Push to Shorten IDF Service for New Immigrants
The debate of whether to lengthen IDF service for certain sectors of the population, including hesder yeshivas, has been swirling through the Knesset for the past several months.
But on Wednesday, MK Yoni Chetboun (Jewish Home) pushed for the opposite: the possibility of making a 'fast track' for IDF recruits who have recently immigrated to Israel.
Chetboun, who is the Chair of the Knesset Caucus for French Immigration, presented the push during a hearing with the Committee for Immigration, Absorption and Diaspora Affairs. The government is embarking on a major program to bring French Jews to Israel en masse in response to anti-Semitism there, and has made an extra effort to reach the young adult population.
"People make aliyah for Zionist reasons," Chetboun noted, "but even Zionist have their obstacles [to overcome]. We must understand that for us, IDF service is part of the ethos and the [natural] story of our lives, but in the Diaspora there is a different perspective. The gap between the alternatives a French Jewish teenager faces in his future - studying at the Sorbonne [major French higher educational institution in Paris - ed.], for example - versus three years in the IDF can provide a real obstacle to Aliyah."
Benyamin Toati, head of the French Desk of World Bnei Akiva, opined that there already are alternatives to traditional IDF service.
"Machal, the optional IDF draft program for volunteers from the Diaspora, is designated for Jews who do not want to make Aliyah," Toati stated. "Among French immigrants, at least, serving in Machal is a way to shorten military service [before making Aliyah later on]."
Committee Chairman MK Yoel Razvozov (Yesh Atid) noted that, whatever the solution, there is a need to change the status quo.
"[IDF] service is very important, especially in terms of integrating into society," Razvozov stated. "We must find the right formula to integrate immigrants into military service in accordance to their needs."
Yeshayahu Michaeli, head of the Aliyah program Na'aleh, disagreed. "Whoever wants to make Aliyah does not have a single excuse not to do what the government tells them [to do]," he opined. "Serving in the military is critical for integrating into society."
IDF Induction Base Commander Colonel Gil Ben Shaul noted that the IDF service is not only a critical part of integration, but could also be a positive and transformative experience.

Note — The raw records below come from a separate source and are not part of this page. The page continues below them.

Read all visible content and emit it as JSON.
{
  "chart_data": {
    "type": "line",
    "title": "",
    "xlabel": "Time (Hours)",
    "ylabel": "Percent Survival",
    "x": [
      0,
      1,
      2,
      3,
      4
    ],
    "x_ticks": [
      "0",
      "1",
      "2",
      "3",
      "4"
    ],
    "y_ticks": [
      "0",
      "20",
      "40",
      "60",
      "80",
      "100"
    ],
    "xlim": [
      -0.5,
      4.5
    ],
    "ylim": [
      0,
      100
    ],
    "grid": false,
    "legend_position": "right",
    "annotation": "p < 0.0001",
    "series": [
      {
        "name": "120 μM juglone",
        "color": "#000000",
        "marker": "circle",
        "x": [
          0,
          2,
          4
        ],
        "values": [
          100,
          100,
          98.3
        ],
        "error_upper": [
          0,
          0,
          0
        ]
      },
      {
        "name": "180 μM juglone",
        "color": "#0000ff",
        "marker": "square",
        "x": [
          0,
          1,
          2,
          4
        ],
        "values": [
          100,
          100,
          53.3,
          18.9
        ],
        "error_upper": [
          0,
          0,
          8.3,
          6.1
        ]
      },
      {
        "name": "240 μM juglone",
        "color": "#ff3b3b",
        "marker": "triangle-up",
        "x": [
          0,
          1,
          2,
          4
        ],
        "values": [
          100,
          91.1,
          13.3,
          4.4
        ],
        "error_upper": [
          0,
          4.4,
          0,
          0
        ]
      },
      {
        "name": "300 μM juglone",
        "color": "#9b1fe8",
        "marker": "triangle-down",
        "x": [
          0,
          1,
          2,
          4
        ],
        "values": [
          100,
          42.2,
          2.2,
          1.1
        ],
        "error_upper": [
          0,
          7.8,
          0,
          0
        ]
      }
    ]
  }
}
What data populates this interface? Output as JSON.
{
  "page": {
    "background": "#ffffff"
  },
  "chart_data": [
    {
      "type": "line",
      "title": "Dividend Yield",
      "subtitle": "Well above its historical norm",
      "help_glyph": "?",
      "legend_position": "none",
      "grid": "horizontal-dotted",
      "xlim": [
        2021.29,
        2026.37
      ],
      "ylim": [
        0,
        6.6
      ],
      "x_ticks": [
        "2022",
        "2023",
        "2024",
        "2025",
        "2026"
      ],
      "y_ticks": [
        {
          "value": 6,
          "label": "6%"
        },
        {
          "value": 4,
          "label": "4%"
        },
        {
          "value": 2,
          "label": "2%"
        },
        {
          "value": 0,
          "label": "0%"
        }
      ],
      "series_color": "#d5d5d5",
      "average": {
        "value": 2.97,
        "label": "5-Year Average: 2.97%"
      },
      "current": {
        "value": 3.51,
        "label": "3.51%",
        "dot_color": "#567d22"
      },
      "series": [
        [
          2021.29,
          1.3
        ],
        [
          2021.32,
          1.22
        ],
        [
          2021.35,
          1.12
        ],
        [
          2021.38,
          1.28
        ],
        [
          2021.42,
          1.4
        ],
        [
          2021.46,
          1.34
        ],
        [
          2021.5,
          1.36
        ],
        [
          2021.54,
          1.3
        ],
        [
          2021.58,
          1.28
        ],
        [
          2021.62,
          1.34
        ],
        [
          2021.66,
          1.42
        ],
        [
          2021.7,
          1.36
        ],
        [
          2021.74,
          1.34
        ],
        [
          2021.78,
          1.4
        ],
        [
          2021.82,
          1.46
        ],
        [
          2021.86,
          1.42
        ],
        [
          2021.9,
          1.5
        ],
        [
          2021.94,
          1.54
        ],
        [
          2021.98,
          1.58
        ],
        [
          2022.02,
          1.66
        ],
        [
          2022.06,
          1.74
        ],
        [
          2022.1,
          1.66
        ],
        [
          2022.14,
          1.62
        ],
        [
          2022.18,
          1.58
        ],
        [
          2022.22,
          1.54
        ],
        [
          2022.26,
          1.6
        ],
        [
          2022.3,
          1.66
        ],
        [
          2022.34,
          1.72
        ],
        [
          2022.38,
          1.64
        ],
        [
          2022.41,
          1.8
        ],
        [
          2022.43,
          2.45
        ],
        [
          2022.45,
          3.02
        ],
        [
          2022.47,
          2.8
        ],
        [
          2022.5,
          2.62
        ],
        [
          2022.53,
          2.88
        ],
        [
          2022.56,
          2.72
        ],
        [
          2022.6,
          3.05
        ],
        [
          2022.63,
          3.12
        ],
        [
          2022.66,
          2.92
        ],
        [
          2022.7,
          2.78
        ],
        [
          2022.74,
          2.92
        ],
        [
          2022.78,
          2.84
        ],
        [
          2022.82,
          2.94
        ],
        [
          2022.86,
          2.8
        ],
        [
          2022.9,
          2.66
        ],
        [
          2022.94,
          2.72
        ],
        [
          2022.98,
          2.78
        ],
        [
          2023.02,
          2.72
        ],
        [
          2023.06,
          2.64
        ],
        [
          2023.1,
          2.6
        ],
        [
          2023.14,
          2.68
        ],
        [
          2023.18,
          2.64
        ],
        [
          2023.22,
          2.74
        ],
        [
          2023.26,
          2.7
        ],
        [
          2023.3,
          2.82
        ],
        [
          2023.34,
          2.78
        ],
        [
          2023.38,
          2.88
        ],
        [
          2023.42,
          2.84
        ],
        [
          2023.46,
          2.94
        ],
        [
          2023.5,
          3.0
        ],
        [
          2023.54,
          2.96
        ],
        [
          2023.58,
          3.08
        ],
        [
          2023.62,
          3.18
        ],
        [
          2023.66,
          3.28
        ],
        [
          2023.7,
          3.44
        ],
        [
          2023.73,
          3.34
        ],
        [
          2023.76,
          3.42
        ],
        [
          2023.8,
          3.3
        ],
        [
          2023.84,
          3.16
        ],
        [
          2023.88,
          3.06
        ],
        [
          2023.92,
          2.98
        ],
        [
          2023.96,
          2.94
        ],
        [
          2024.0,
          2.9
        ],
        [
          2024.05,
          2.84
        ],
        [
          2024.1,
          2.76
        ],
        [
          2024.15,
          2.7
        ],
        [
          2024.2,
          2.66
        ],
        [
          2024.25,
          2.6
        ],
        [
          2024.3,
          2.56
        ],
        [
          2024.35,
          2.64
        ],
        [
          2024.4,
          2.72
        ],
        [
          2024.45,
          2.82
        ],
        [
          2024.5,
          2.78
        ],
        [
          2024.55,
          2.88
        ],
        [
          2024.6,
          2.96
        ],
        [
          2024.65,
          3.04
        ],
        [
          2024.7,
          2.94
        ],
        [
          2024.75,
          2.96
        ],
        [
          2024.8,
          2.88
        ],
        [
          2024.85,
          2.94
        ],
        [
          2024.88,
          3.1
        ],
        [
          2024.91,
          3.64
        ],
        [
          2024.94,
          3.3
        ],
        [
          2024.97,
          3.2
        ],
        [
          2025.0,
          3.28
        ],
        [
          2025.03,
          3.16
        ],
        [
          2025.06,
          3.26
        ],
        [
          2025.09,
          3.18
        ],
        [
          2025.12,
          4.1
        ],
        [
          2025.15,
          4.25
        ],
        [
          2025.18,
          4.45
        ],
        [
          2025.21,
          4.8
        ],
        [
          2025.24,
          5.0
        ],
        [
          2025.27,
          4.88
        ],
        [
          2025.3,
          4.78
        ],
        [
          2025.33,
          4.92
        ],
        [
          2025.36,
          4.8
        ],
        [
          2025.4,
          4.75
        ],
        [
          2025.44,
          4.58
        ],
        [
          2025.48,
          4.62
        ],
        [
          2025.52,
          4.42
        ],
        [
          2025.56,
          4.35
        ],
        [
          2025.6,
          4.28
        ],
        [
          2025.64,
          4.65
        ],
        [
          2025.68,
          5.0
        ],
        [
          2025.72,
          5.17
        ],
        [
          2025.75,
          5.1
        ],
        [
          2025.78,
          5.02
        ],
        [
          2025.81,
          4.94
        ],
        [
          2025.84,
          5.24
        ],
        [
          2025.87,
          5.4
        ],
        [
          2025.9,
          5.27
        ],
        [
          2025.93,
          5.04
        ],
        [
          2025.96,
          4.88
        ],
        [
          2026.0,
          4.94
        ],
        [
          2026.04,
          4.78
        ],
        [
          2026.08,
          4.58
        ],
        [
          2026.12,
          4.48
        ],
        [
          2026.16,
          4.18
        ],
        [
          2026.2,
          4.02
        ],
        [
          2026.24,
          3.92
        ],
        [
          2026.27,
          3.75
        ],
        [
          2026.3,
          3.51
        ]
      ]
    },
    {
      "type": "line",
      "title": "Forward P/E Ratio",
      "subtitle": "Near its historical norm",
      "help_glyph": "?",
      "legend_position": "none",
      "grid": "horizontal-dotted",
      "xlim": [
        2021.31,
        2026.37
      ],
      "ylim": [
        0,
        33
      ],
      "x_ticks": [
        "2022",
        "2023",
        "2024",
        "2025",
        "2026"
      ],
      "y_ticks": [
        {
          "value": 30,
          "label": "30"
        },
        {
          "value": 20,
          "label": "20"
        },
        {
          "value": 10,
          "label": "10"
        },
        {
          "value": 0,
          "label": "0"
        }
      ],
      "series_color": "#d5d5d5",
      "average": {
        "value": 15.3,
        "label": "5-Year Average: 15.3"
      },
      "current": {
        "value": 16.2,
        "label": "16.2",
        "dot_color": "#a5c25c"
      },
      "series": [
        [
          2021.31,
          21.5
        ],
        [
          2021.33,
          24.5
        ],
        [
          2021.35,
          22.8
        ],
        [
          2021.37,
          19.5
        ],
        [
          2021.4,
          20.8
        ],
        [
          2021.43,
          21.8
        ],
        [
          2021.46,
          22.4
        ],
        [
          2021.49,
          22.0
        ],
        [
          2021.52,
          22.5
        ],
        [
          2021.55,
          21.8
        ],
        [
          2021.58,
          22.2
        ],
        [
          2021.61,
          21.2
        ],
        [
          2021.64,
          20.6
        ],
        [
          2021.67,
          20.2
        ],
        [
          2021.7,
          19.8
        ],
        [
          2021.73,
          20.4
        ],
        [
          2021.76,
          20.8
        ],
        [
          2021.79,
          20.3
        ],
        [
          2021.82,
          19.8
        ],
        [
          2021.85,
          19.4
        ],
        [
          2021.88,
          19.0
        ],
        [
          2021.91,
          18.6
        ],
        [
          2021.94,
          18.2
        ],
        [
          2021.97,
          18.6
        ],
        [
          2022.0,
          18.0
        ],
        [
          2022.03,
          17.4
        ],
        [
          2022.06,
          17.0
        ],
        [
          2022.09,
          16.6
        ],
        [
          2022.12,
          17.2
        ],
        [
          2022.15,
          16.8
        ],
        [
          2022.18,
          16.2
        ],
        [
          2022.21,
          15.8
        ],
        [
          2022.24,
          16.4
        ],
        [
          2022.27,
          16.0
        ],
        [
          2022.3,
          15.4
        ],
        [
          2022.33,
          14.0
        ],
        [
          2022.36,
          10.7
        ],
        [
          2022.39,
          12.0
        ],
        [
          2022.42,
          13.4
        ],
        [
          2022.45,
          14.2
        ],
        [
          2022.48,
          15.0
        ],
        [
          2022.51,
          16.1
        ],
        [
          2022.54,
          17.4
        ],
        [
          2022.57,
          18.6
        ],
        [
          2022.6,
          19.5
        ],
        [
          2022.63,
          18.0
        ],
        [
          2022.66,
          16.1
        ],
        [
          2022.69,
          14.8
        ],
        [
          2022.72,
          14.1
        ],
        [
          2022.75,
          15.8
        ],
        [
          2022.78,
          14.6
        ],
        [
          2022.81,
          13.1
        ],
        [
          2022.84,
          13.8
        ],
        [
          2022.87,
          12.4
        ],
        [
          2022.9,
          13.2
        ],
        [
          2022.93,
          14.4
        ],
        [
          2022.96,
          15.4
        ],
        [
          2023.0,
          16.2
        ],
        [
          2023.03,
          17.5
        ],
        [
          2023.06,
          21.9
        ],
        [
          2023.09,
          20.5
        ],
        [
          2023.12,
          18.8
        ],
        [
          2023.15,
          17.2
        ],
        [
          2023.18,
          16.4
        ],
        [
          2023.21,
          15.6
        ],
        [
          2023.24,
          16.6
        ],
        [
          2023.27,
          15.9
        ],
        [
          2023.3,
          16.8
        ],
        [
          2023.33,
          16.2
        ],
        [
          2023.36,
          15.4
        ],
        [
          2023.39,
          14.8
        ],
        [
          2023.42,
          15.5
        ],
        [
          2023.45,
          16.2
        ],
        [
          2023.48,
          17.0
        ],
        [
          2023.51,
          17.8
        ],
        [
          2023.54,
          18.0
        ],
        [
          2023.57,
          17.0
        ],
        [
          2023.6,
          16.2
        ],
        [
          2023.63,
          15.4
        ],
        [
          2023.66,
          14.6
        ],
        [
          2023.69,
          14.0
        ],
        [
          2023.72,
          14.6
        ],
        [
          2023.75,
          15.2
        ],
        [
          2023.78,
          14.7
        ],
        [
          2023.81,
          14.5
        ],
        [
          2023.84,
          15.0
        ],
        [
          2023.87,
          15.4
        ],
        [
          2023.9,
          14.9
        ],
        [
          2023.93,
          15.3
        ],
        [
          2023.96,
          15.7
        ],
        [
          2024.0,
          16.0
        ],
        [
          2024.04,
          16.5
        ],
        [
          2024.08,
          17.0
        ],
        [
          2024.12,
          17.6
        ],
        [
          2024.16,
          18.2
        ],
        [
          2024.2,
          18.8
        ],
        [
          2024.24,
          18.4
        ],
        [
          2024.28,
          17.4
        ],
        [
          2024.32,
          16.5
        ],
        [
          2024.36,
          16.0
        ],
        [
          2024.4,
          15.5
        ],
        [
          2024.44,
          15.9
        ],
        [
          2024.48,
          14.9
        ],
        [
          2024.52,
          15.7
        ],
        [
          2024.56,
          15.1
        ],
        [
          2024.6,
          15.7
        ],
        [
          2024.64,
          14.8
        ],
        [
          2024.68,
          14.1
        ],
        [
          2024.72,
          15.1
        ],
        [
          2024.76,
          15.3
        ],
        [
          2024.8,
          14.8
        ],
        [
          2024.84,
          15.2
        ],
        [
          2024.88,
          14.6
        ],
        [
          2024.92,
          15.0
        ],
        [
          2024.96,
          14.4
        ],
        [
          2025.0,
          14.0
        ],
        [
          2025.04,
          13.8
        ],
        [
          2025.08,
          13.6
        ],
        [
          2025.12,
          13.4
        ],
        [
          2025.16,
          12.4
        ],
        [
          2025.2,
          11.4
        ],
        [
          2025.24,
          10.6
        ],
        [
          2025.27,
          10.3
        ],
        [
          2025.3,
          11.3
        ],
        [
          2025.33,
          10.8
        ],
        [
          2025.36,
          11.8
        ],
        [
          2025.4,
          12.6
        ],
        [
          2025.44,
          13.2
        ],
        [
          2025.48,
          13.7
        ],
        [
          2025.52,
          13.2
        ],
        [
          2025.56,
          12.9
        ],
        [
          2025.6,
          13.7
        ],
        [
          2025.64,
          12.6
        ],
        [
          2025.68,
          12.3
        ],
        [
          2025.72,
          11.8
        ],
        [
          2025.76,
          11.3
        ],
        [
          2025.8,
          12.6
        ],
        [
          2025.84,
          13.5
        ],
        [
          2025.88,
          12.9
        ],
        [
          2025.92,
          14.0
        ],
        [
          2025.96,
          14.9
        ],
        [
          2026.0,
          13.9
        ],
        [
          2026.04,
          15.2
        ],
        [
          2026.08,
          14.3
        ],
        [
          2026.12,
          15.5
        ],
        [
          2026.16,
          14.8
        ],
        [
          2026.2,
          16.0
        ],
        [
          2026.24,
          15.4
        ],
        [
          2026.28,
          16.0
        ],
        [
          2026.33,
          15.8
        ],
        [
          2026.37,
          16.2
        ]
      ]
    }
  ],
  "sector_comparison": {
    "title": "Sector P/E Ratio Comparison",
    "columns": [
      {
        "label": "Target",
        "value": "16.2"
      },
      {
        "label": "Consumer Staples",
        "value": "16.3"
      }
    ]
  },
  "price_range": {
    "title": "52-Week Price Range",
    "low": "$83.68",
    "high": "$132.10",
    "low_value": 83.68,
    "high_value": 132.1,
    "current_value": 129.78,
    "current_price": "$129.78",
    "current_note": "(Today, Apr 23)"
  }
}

"The IDF is not an obstacle - it's a step forward," he reasoned. "It is my understanding that the Diaspora community's frustration with IDF service stems from lack of knowledge and explanations about the IDF from organizations not familiar with the details. We are working carefully to solve specific problems facing new immigrants."
"At this point we cannot even consider changing the length of immigrants' IDF service at all," he continued. "Anyone who comes to Israel before the age of 18 is obligated to serve three years; for those who make Aliyah after 18, the length of service decreases [incrementally] until by age 22, the obligation is only six months. There are many immigrants who, despite their age, have asked to complete the full military service and there are no small number of cases of recruits aged 28 who serve as combat fighters in the IDF. They understand that the army is the ticket to integration into Israeli society."
"If you can come to an agreement whereby the service of hesder yeshiva students and yeshiva students from the hareidi sector are reduced, I see no reason why we can't make a similar 'fast-track' for new immigrants," MK Nissim Ze'ev (Shas) argued. "Jews in France are in distress, and the IDF is a real obstacle for them to make Aliyah. This is closing the gates."
The meeting concluded with MKs Chetboun and Razvozov setting another meeting to be held with representatives from the IDF, the Ministry of Defense, and the Ministry of Immigration and Absorption to discuss the possibility of forming a shortened IDF service plan for potential immigrants to Israel.